WASHINGTON If national security and survival depend on it, it is hard to understand who would want to deny President Bush the authority to order wiretapping of cell phones or e-mails of al-Qaida suspects with or without a court warrant, open or secret.
Limited ways can be found in a free society to do what needs to be done. They have before.
The issue, however, now has become the subject of a major constitutional collision. Several Democrats claim Bush broke the law. The president has launched a counteroffensive, claiming sweeping authority to conduct domestic surveillance as part of the war on terrorism.
After the Sept. 11 attacks, Bush authorized the National Security Agency to conduct wiretaps without approval of a court that had been set up at the Justice Department expressly for the purpose of secretive surveillance cases. Called the Foreign Intelligence Surveillance Court, it was established under a 1978 act of Congress following the Watergate scandal and the associated exposure of unauthorized wiretaps by the Nixon administration.
Bush said the FISA procedure is too cumbersome to catch the nimble terrorists of the post 9/11 era.
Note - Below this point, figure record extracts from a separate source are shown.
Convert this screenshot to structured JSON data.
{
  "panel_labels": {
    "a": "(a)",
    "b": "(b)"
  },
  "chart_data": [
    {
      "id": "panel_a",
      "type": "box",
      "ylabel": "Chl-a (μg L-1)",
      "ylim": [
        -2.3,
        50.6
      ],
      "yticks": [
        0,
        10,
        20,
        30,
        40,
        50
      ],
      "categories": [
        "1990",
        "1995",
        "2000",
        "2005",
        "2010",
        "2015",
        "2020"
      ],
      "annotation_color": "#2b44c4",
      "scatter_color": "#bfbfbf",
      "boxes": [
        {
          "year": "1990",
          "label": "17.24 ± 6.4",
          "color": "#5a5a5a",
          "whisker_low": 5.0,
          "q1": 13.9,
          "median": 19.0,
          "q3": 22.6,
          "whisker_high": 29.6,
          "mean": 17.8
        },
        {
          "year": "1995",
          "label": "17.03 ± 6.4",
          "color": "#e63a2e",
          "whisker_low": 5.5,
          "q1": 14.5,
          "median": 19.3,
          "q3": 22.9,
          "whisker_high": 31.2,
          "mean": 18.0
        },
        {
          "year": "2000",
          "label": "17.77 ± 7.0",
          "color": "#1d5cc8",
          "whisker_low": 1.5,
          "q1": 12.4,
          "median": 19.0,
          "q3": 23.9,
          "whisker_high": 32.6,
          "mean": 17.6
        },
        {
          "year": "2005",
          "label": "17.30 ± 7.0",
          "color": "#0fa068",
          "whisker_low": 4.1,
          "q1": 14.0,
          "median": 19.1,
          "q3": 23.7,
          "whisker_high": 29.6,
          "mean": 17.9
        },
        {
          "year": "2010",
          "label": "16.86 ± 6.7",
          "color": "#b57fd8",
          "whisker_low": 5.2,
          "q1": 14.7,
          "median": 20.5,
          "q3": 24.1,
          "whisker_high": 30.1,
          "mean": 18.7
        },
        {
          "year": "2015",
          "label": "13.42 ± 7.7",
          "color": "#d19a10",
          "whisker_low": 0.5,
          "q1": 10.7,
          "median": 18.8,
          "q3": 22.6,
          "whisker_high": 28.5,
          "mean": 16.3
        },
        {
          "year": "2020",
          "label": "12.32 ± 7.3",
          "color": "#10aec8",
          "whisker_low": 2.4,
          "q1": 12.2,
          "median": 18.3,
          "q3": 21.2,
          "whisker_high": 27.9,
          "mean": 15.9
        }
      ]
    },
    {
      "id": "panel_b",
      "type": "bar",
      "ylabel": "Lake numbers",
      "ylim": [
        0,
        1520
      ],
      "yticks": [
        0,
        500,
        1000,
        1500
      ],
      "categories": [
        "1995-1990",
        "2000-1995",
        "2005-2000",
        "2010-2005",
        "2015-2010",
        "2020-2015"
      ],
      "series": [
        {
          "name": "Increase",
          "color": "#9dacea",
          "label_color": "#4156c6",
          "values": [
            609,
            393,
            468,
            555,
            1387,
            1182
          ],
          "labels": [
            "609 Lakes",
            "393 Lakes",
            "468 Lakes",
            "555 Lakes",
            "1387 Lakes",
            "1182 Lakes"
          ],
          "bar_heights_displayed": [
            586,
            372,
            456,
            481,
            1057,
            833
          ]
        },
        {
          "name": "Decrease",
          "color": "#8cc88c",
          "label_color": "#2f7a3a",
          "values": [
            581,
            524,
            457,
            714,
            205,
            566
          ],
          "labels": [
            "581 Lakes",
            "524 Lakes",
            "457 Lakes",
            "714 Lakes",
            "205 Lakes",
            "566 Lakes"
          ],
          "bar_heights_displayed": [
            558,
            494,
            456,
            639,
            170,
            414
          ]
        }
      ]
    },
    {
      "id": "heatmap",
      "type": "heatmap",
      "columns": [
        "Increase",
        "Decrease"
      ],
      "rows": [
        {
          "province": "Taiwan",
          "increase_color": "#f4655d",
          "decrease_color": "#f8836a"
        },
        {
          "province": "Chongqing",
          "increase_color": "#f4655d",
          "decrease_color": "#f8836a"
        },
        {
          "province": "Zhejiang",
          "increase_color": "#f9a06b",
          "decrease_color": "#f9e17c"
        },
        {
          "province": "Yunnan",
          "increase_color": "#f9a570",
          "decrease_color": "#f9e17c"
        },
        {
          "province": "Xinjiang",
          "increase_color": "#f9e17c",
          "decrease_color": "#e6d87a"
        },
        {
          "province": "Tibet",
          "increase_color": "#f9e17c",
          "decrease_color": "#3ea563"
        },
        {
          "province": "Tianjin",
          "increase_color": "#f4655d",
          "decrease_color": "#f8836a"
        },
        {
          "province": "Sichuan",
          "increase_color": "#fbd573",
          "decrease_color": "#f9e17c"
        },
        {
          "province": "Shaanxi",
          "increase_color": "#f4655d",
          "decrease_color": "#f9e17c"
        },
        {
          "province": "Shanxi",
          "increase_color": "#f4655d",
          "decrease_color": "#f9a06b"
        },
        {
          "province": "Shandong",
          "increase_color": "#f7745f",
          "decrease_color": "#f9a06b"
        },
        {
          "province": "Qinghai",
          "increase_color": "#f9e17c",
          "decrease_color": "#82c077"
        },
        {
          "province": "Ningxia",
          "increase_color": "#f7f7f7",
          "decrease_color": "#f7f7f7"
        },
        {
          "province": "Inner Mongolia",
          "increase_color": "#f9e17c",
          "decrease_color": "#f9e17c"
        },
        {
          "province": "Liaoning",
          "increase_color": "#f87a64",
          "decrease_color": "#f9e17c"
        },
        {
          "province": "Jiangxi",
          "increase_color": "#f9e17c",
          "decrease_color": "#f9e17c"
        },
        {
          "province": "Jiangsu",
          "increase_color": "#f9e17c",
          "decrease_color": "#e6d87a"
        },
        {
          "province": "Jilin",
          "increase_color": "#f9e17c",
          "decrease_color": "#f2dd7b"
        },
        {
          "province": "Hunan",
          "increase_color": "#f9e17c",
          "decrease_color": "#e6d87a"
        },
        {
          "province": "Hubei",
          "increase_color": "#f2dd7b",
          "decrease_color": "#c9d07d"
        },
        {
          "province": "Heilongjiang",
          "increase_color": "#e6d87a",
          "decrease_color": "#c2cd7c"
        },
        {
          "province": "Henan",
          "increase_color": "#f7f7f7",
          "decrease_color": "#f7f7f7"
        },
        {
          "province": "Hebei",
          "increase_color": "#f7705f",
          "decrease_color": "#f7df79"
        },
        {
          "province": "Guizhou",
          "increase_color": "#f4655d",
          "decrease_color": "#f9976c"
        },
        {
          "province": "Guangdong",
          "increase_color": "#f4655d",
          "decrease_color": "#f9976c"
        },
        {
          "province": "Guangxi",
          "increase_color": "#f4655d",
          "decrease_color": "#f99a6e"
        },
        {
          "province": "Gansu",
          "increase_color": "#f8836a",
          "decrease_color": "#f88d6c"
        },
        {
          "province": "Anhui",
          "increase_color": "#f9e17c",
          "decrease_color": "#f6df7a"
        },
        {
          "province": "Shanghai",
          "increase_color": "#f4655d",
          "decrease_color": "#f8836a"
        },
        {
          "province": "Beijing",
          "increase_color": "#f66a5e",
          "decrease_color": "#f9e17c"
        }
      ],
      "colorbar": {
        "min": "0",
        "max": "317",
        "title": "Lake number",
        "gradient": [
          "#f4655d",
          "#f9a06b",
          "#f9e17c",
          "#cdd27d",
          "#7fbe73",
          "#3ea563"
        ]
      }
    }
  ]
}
Attorney General Alberto Gonzales said professional intelligence officers must have the discretion to make decisions about particular intercepts without waiting hours or days for all the paperwork to clear and a judge to decide. Evidence and suspects disappear and the trail often goes cold.
The Bush administration has begun calling the secret intercepts the "Terrorist Surveillance Project." Michael Hayden, deputy director of National Intelligence, contended that the new program affects only international calls and "only those we have a reasonable basis to believe involve al-Qaida or one of its affiliates."
Some Democrats and a few Republicans, however, have expressed concern because the program was shrouded in secrecy. Wiretaps were ordered without even informing the surveillance courts.
The sweeping claims of authority Bush has made for invoking the surveillance project are provoking as much outrage among civil libertarians as the project itself.
Because of his role as commander in chief of the armed forces and his duty to "protect and defend" the American people, Bush claims an expansive wartime role that seems to grow with each speech he and his officials make.
The furor they have engendered has spilled over into the confirmation debate for Samuel Alito as the ninth justice of the Supreme Court.